Sixty Years Ago Today, The National Football League Became Very, Very Important In The American Culture

The Greatest Game Ever?



December 28, 1958 was the day that the modern NFL started. The Baltimore Colts beat the New York Giants in overtime in the NFL Championship game at Yankee Stadium when Johnny Unitas drove his team down field in overtime and the game ended when Alan Ameche took a handoff and plowed into the end zone. The game caught the attention of the America public. It also entranced a Dallas moneyman named Lamar Hunt who kept failing in his attempt to buy the Chicago Cardinals so he could move that franchise to Dallas or getting an NFL expansion franchise for Dallas. After watching the game Hunt decided that if he could not join the NFL, he would form a rival circuit, the American Football League.

The 1958 championship game was dubbed the greatest game ever played. That is still open to debate but this much is clear, football and television were a perfect match. Television would fuel the NFL and football’s rise to the top spot as America’s favorite sport by 1965. The NFL would radically change pushed in part by the American Football League’s 1960 start and the AFL’s use of TV revenue sharing where all teams would split TV monies equally.

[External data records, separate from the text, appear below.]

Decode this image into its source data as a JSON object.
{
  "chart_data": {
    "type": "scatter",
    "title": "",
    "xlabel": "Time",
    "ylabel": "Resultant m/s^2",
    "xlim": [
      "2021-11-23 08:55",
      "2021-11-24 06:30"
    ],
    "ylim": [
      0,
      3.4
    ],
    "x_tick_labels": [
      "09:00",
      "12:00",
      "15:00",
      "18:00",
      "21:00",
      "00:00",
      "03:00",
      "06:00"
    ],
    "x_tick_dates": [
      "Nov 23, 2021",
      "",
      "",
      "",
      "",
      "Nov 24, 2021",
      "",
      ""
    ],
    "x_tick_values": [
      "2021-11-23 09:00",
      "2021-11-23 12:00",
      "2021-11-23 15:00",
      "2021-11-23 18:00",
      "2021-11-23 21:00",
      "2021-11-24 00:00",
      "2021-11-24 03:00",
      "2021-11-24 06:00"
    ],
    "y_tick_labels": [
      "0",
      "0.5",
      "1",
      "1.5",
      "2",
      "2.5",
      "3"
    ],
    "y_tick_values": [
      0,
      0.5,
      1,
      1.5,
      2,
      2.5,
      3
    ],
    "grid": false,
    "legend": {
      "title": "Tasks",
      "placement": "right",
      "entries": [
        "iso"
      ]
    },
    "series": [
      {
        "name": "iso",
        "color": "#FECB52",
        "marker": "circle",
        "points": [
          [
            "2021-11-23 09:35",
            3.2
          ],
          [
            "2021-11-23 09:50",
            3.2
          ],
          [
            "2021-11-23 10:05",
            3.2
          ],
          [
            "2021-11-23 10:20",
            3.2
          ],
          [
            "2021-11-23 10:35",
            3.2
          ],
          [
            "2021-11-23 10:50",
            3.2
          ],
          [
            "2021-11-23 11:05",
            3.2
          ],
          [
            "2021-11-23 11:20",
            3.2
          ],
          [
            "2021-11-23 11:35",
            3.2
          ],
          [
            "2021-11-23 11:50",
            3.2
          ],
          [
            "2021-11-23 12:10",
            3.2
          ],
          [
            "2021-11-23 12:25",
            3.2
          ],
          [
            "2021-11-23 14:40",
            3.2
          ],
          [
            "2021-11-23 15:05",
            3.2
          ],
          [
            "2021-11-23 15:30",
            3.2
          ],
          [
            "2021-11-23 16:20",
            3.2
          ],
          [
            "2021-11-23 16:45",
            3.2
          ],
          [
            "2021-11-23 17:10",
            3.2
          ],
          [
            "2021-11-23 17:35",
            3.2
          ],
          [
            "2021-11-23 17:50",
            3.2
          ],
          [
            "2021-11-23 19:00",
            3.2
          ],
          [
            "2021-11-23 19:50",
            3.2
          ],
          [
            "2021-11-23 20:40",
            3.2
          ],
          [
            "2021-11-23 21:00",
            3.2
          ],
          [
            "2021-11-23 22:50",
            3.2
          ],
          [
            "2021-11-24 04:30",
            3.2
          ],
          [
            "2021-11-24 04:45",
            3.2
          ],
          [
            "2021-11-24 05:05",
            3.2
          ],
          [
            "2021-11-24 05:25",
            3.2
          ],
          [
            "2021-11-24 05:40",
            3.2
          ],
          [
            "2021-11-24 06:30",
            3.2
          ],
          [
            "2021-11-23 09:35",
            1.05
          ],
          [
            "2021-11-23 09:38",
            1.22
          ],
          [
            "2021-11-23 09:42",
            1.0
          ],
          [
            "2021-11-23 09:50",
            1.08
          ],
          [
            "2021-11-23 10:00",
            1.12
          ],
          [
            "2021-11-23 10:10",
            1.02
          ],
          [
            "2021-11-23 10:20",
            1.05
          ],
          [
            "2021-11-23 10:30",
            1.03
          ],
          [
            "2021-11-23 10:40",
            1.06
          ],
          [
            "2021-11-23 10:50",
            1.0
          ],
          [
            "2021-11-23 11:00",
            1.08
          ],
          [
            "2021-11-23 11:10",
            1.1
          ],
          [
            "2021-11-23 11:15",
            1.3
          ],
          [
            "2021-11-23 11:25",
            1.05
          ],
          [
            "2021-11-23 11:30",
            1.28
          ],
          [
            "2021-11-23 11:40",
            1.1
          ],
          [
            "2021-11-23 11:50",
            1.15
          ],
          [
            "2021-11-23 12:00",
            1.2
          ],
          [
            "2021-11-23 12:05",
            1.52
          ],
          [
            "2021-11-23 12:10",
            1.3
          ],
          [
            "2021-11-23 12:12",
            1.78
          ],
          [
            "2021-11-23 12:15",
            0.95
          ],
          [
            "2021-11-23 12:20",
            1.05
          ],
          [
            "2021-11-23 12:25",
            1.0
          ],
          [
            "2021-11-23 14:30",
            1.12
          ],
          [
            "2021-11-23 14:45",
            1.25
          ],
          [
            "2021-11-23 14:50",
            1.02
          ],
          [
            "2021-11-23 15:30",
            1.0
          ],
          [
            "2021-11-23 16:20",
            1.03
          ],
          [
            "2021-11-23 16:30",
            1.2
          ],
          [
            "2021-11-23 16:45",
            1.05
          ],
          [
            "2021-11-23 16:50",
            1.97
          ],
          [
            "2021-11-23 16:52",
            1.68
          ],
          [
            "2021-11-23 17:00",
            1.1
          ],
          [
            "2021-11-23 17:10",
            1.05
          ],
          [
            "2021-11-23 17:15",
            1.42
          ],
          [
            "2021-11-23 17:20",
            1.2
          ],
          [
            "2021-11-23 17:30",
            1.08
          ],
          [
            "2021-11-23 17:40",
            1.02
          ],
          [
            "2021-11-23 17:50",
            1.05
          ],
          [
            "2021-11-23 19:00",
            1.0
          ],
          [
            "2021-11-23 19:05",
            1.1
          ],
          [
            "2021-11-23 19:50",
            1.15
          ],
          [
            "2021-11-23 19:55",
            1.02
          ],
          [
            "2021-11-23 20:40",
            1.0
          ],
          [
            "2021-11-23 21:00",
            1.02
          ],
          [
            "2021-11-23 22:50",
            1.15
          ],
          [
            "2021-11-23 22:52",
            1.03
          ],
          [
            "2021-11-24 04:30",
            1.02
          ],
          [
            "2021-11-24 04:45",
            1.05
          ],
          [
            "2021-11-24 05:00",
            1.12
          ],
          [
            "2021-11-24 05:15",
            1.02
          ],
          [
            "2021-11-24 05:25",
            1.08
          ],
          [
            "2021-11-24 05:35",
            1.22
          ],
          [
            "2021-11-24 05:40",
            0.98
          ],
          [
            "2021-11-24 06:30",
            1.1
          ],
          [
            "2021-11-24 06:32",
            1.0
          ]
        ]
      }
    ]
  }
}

The NFL wanted to follow the AFL’s lead, TV revenue splitting, but couldn’t as it violate antitrust laws. On September 30, 1961 President John F. Kennedy took care of the problem by signing the Sports Broadcast Act of 1961 and that spurred the NFL’s incredible growth during the 1960s. The NFL and AFL would merge on June 8, 1966 but that would require Congressional approval and President Lyndon Johnson’s signature. That happened in October 1966 and by November 1st, New Orleans got a team and America would get a Super Bowl. The 1950s NFL ownership group never had a business plan but got lucky with the televised 1958 championship game. It launched a new business.